Russie et Chine maintiennent le flux pétrolier vers Cuba malgré la crise et l'embargo américain
Deux semaines après l'arrivée d'un pétrolier russe transportant 700 000 barils de brut à Cuba, Moscou s'engage officiellement à poursuivre ses livraisons vers l'île, avec le soutien de la Chine. Cet engagement survient dans un contexte de crise économique aiguë à Cuba, exacerbée par l'embargo américain sur le pétrole vénézuélien, une source d'approvisionnement historique pour La Havane. L'initiative russe, rapidement suivie par l'annonce d'une coopération énergétique avec Pékin, signale une volonté de contrer la pression économique occidentale et de consolider une présence stratégique dans la région.

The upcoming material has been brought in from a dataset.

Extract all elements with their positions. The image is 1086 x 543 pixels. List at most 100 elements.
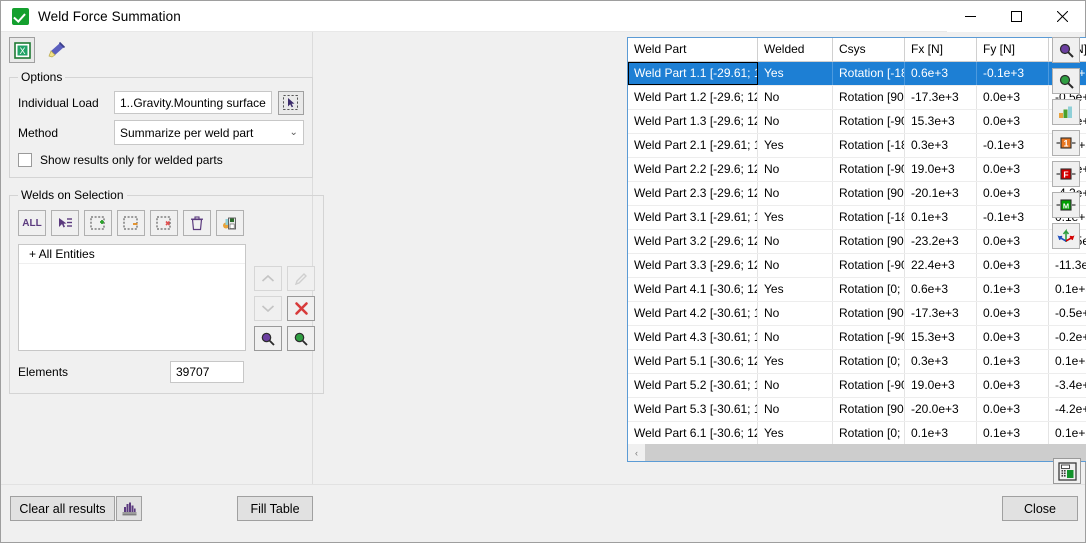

La crise cubaine, qui touche près de 11 millions d'habitants, a été amplifiée par les sanctions américaines ciblant le pétrole du Venezuela, imposées par l'administration Trump. Ces mesures ont drastiquement réduit les approvisionnements vitaux pour l'île, créant des pénuries sévères. La livraison russe récente, et la promesse de son maintien, représentent donc une bouée de sauvetage économique directe, mais aussi un acte géopolitique calculé. L'implication de la Chine dans cet effort suggère une coordination plus large entre les puissances opposées à l'influence américaine dans l'hémisphère occidental.
Cette manœuvre place Cuba au cœur d'un nouveau front de compétition stratégique. Pour Moscou et Pékin, il s'agit de démontrer leur capacité à soutenir des alliés sous pression et à opérer malgré les sanctions occidentales. Pour Washington, cela représente un défi à son isolement économique de régimes adverses. La dépendance énergétique de Cuba la rend vulnérable, faisant de ces livraisons un levier de pouvoir immédiat. La pérennité de ce soutien et sa capacité à atténuer réellement la crise interne cubaine restent à observer, mais l'engagement est désormais public et constitue un fait accompli sur l'échiquier régional.